Opposing Bangladesh government's decision to relocate Rohingya refugees to remote island Bhasan Char, three human rights groups has urged to government to halt the relocation process.
Three Humanitarian and human rights groups, Human Rights Watch (HRW), Amnesty International and Fortify Group, made the call to government saying the island, which emerged from the sea 20 years ago and has never been inhabited, is flood-prone and vulnerable to frequent cyclones.
The government has not allowed the United Nations to carry out a safety assessment, claimed the groups.
"The Government of Bangladesh should immediately cease the relocation of hundreds of Rohingya from refugee camps in Cox's Bazar District to Bhasan Char, an isolated and flood-prone island in the Bay of Bengal", Fortify Rights said.
Testimonial evidence suggests relocations may be coerced and involuntary, it said.
"Bangladesh should halt this hasty relocation process," said Ismail Wolff, Regional Director of Fortify Rights.
"Not one refugee should be moved until all human rights and humanitarian concerns have been resolved and genuine informed consent is assured," he said.
In response to the relocation of hundreds of Rohingya refugees to the Bhasan Char, Amnesty International's South Asia Campaigner, Saad Hammadi, said, "The authorities should immediately halt relocation of more refugees to Bhasan Char, return those on the island to their families and community in mainland Bangladesh, and follow due process including the full and meaningful participation of refugees in any plan for their relocation.
"The relocation of so many Rohingya refugees to a remote island, which is still off limits to everyone including rights groups and journalists without prior permission, poses grave concerns about independent human rights monitoring.
"It is crucial that the Bangladeshi authorities must let the UN, rights groups and humanitarian agencies carry out independent assessments of Bhasan Char's habitability first before taking any steps to relocate people there. No relocation plan, either to Bhasan Char or to another location, can be undertaken without the full and informed consent of the individuals involved.
"Some refugees already on the island have shared their anxiety with Amnesty International at being cut off from their families and community.
"Bangladesh and other members of the international community have a critical role not only in protecting the rights of the Rohingya people but also in ensuring their full and meaningful participation in decisions that affect them."
In another statement Human Rights Watch said that The Bangladesh government should immediately halt imminent relocations of Rohingya refugees to remote Bhasan Char island.
The Bangladesh government should commit to a transparent relocation process, fully informed consent of transferred refugees and freedom of movement on and off the island, and heed the United Nations' call for a prior independent technical and protection assessment.

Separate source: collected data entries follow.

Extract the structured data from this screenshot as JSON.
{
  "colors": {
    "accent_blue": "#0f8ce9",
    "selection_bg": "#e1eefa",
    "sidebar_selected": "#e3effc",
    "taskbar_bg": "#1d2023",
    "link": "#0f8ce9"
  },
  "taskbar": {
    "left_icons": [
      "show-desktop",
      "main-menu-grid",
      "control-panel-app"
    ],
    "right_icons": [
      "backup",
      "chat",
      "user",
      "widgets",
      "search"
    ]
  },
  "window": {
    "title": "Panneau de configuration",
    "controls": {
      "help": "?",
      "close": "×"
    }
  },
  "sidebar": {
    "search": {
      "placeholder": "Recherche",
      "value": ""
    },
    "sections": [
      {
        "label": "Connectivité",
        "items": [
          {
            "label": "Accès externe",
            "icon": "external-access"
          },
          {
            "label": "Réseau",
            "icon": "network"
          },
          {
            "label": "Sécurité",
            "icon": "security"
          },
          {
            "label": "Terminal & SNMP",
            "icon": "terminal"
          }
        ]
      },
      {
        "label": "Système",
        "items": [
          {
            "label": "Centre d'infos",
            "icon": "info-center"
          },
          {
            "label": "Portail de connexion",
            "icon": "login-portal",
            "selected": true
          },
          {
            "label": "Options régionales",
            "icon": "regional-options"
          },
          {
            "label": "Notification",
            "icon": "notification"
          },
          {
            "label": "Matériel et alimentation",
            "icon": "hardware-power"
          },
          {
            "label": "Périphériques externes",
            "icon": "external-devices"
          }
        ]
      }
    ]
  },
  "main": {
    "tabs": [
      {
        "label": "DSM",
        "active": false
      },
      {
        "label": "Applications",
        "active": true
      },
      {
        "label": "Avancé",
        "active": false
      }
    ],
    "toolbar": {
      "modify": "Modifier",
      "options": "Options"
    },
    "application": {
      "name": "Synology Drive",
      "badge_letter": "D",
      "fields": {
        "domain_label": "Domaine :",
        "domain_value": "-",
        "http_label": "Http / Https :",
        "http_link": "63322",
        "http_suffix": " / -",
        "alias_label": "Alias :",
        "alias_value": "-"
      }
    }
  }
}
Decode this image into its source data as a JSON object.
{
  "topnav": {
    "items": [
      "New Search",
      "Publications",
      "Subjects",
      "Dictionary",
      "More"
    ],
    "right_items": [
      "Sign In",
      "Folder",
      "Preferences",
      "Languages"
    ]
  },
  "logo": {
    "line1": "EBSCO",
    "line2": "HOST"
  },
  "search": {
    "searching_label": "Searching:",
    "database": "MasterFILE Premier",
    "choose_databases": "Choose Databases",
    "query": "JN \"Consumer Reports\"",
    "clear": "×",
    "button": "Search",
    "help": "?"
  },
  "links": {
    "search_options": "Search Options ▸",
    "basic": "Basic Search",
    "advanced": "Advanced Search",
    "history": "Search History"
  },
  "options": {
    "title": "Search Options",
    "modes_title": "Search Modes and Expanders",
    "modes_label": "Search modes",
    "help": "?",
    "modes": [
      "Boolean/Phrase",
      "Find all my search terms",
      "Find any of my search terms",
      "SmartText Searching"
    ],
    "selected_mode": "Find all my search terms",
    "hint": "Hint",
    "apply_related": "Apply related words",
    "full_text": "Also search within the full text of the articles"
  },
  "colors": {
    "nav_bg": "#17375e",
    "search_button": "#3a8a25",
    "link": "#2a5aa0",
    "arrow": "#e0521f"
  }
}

"The Bangladesh government is actively reneging on its promise to the UN not to relocate any refugees to Bhasan Char island until humanitarian experts give a green light," said Brad Adams, Asia director at Human Rights Watch.
"If the government were genuinely confident in the habitability of the island, they would be transparent and not hastily circumvent UN technical assessments."
The United Nations has said Rohingyas must be able to make a free and informed decision on relocation to Bhasan Char based upon relevant, accurate and updated information.
"The United Nations has not been involved in preparations for this movement or the identification of refugees and has limited information on the overall relocation exercise," said the UN on Wednesday highlighting its longstanding position.
The United Nations has also emphasised that refugees who choose to move to Bhasan Char should have basic rights and services on the island, which would include effective freedom of movement to and from the mainland, as well as access to education, health care, and livelihood opportunities.
The process to relocate the Rohingyas to Bhasan Char from overcrowded camps in Cox's Bazar has begun from today as part of the government's plan to shift them to the island.
Bangladesh is now hosting over 1.1 million Rohingyas and most of them have entered the country since August 25, 2017.
Bangladesh and Myanmar signed a repatriation deal on November 23, 2017.
On January 16, 2018, Bangladesh and Myanmar inked a document on "Physical Arrangement", which was supposed to facilitate the return of Rohingyas to their homeland. But no Rohingya has been repatriated so far.